26 Nisan 2019 Cuma

ÖLÜLER DİYARI



Yazar Adı: Jean Christophe Grange
Basım Yılı: 2018
Yayınevi: Doğan Kitap
Sayfa Sayısı:462

   Jean Chiristophe Grange, 1961 Paris doğumlu, Fransız polisiye-gerilim yazarıdır. Serbest gazeteci olarak haber ajansları ve gazetelerde çalışmıştır. Yazdığı romanların çoğunu okudum. Romanlarında bilgiye dayalı pek çok öge bulunmaktadır. Hem bu kadar bilgiye sahip olması hem de müthiş hayal gücü ile olayları birbirine bağlaması karşısında zekasına hayran olduğum, polisiye- gerilimi mükemmel yazan bir romancı olması beni çok etkilemiştir. Araştırmacı ruhu, akla gelmeyecek işkenceler, silahlar, araba markaları romanlarının parmak izidir. Sıkıcılıktan uzak detaylar ve gözlemciliğiyle tamamlar kitaplarını. Tek solukta bitirebileceğiniz bir kitaptır. Kitaplarındaki bölüm geçişlerini harika ayarladığı için okumayı bırakmanız mümkün değildir. Ayrıntılar, kurgu ve anlatım olarak hızlı akan, derin ve şaşırtıcı sonlar, gizem seviyorsanız mutlaka okuyun.

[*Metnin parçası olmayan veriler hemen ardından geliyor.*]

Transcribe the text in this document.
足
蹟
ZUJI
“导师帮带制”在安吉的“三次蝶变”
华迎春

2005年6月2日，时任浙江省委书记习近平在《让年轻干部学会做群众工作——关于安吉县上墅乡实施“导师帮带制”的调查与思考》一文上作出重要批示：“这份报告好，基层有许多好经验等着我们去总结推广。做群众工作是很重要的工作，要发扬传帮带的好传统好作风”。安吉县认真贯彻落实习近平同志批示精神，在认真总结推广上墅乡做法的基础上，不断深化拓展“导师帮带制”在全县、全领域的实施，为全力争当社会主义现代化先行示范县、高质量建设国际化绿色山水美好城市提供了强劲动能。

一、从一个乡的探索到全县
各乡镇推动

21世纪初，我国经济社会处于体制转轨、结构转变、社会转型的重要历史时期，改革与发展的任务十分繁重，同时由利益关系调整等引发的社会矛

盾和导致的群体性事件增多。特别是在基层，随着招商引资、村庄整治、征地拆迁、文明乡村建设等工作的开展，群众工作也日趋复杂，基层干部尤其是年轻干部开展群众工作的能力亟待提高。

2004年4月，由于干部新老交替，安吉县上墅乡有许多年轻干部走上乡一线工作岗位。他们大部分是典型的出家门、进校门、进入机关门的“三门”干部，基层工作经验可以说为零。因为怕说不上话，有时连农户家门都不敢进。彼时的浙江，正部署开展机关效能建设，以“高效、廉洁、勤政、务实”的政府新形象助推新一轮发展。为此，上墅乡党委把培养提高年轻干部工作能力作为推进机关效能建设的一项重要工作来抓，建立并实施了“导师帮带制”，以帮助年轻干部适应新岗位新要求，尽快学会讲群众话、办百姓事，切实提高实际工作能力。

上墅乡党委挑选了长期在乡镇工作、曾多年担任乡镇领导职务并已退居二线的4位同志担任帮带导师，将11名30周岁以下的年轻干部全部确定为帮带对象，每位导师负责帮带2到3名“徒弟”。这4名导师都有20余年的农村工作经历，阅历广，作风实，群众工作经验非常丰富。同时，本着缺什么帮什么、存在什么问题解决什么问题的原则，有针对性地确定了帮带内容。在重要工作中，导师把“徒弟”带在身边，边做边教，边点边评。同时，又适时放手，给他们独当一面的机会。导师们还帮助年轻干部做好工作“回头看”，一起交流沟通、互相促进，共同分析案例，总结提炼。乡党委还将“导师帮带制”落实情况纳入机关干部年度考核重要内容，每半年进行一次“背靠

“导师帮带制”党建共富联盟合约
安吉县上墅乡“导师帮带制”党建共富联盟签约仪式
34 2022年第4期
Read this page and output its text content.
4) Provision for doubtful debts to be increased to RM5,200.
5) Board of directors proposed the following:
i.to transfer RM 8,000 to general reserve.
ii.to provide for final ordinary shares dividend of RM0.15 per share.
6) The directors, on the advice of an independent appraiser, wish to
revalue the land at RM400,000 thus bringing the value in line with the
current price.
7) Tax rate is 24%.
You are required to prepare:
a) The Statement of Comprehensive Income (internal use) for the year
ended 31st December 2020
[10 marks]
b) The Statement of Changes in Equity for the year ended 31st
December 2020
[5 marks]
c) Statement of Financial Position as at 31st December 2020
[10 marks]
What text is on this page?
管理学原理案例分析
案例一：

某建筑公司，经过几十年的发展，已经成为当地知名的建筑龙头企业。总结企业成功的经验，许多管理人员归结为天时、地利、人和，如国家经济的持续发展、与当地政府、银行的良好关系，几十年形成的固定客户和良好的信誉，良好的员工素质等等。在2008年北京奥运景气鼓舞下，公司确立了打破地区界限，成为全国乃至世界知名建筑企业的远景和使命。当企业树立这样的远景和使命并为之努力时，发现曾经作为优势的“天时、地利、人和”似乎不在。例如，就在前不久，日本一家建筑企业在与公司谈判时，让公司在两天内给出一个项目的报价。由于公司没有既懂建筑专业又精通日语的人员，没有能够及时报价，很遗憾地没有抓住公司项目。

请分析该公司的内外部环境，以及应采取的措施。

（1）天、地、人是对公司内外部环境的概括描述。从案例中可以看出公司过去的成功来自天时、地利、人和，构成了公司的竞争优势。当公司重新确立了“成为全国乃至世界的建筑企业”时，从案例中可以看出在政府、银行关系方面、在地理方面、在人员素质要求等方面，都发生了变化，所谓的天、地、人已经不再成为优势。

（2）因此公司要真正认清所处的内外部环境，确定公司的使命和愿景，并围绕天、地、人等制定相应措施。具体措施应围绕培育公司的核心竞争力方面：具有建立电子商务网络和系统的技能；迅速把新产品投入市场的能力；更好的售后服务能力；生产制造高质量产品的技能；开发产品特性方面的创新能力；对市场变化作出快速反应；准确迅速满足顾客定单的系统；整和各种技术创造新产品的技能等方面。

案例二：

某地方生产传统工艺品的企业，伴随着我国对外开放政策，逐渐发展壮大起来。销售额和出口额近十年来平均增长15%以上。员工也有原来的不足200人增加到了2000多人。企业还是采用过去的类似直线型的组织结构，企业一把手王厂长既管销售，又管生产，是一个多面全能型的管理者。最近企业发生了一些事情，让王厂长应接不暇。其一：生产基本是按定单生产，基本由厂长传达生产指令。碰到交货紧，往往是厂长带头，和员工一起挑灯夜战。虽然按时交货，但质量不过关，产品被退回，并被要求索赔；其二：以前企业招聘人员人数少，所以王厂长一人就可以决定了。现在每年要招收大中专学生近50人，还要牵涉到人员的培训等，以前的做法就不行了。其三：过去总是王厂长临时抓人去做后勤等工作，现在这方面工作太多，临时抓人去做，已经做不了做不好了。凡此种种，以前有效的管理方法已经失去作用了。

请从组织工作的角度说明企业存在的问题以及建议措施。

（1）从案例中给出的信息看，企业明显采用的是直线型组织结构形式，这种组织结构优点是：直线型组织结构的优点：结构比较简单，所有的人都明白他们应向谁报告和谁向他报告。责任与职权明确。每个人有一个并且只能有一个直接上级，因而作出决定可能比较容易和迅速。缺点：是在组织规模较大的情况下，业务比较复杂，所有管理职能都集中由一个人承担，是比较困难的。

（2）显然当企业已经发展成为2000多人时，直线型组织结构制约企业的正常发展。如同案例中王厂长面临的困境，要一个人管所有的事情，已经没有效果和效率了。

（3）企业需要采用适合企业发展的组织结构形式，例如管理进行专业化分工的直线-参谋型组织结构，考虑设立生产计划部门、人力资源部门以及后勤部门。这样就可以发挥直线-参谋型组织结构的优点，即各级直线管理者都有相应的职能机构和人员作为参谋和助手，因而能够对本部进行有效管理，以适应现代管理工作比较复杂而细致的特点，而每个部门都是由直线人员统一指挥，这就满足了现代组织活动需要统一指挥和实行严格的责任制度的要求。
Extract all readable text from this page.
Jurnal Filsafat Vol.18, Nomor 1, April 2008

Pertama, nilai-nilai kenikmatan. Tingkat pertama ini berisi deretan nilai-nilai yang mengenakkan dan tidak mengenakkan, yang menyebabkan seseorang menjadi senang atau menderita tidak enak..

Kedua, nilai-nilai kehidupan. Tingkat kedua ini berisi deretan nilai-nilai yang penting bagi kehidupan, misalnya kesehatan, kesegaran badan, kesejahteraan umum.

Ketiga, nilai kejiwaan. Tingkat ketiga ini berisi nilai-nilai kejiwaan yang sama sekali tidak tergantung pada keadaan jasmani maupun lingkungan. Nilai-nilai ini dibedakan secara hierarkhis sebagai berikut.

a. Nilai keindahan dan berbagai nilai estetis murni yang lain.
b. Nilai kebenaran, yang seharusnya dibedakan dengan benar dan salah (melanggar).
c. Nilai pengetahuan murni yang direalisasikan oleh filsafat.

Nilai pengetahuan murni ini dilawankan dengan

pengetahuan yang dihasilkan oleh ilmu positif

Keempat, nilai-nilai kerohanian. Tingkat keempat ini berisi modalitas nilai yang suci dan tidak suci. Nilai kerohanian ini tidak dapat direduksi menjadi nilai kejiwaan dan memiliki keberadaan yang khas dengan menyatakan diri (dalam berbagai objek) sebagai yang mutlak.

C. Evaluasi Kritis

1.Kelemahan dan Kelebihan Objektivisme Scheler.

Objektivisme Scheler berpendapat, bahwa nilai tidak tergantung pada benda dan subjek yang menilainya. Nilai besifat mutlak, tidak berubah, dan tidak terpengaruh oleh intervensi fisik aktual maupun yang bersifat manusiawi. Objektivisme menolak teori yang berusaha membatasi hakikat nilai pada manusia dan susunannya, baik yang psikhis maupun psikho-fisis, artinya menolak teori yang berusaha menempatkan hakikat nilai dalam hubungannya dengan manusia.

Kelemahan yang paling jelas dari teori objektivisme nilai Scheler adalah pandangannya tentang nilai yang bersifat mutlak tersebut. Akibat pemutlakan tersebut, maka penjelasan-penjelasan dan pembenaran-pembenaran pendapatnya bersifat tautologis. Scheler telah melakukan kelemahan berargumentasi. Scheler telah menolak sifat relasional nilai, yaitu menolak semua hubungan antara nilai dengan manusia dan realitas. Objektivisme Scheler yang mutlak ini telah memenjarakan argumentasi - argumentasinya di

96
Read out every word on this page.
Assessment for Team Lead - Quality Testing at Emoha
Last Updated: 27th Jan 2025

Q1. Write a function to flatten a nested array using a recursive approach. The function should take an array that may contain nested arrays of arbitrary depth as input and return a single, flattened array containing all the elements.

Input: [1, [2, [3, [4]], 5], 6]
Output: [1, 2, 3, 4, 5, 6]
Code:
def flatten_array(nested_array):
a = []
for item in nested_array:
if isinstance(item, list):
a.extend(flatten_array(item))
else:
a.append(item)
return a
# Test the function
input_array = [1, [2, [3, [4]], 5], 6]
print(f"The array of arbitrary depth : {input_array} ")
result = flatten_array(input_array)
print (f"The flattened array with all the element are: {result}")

   Cinayet Büro Amiri Corso ve ekibi, striptizci kızların cinayetlerini araştırma görevini üstlenirler. Katil, striptiz kulübünde çalışanları hedef almış ve alışılmadık yöntemler kullanarak kurbanlarını canice öldürmüştür. Corso’nun araştırmaları bir sonuç verir ve karşısına eski mahkum ve yeni ressam Soboeski’yi çıkarır. Soboeski’nin sözde resimleri ressam Goya’nın tarzını çağrıştırır. Corso’nun Soboeski ile düellosu oradan başlar.
   Kitap 3 bölümden oluşuyor. İlk bölümde cinayetler ayrıntılı bir şekilde anlatılır. 2. Bölümde kötülükle ve Goya ile tanışırız. 3. Bölümde ise, ters köşe yaşadığımız bölümdür. Grange romanı hazzını yaşattığı esas bölümdür. Ölüm ve kanın bir sonu gelir.
Alıntılar:
“Ahlaksız davranışlara kendini dizginleyen, içe dönük kişilerde rastlanır. Kötülüğü oluşturan ahlaksızlıktan çok ahlaktır.” s.17
“Her sigara da, hayatından birkaç saniyeyi yakıyormuş hissine kapılıyor tuhaf bir şekilde bundan az da olsa keyif alıyordu.” s.122
“Bir kadın yaşlanabilir. Ama duyguları saflığını korur.”s. 203
“Corso, nihilist bir düşünceyle işini yapmıştı.: Suçluları yakalıyor, azami kanıtı yargıca teslim ediyordu. Ama sonra… Suçlunun iyi bir avukatı tutacak parası olmasına ya da olmamasına göre yargı kararı bütünüyle değişiyordu. Adaletin bir adamın becerisine, birinin kızgınlığına ya da sadece o gün havanın yağmurlu olmasına bağlı oluşunu kabullenemiyordu.”
   Kitabı okuyunca:
Francisko Goya ve resimlerinden haberim oldu,
Kaiken kitabında anlattığı Japon kültürüne bu kitabında da yer vermiş. Şibaki tekniği ve Butoh dansları.
BDSM kültürüne de bolca yer vermiş. Daha önce “Grinin Elli Tonu” kitabında daha yüzeysel okumuştum fakat bu kitapta işin felsefesiyle birlikte anlatılmış. (BDSM: rızaya bağlı esaret ve disiplin temelinde, itaat hakimiyeti, sadizm ve mazoşizmi kapsar. Sadece seksle ilgili değildir. Tam aksine bir kişilik ve yaşam formudur.)
 Sona yaklaşmadan önce katilin kim olduğu anlaşılmasına rağmen amacını en son öğreniyorsunuz.
  Grange’nin kitaplarının özeti ve yorumunda çok zorlanırım hep. Yazarın nasıl bu kadar iyi yazdığını, kafasında oluşturduğu kurgunun bu kadar mükemmel olmasına ve keskin zekasına hep hayran oldum. Mükemmel bir Grange kitabıdır. Polisiye- gerilim sevenlere efsane bir kitaptır. Tavsiye ederim.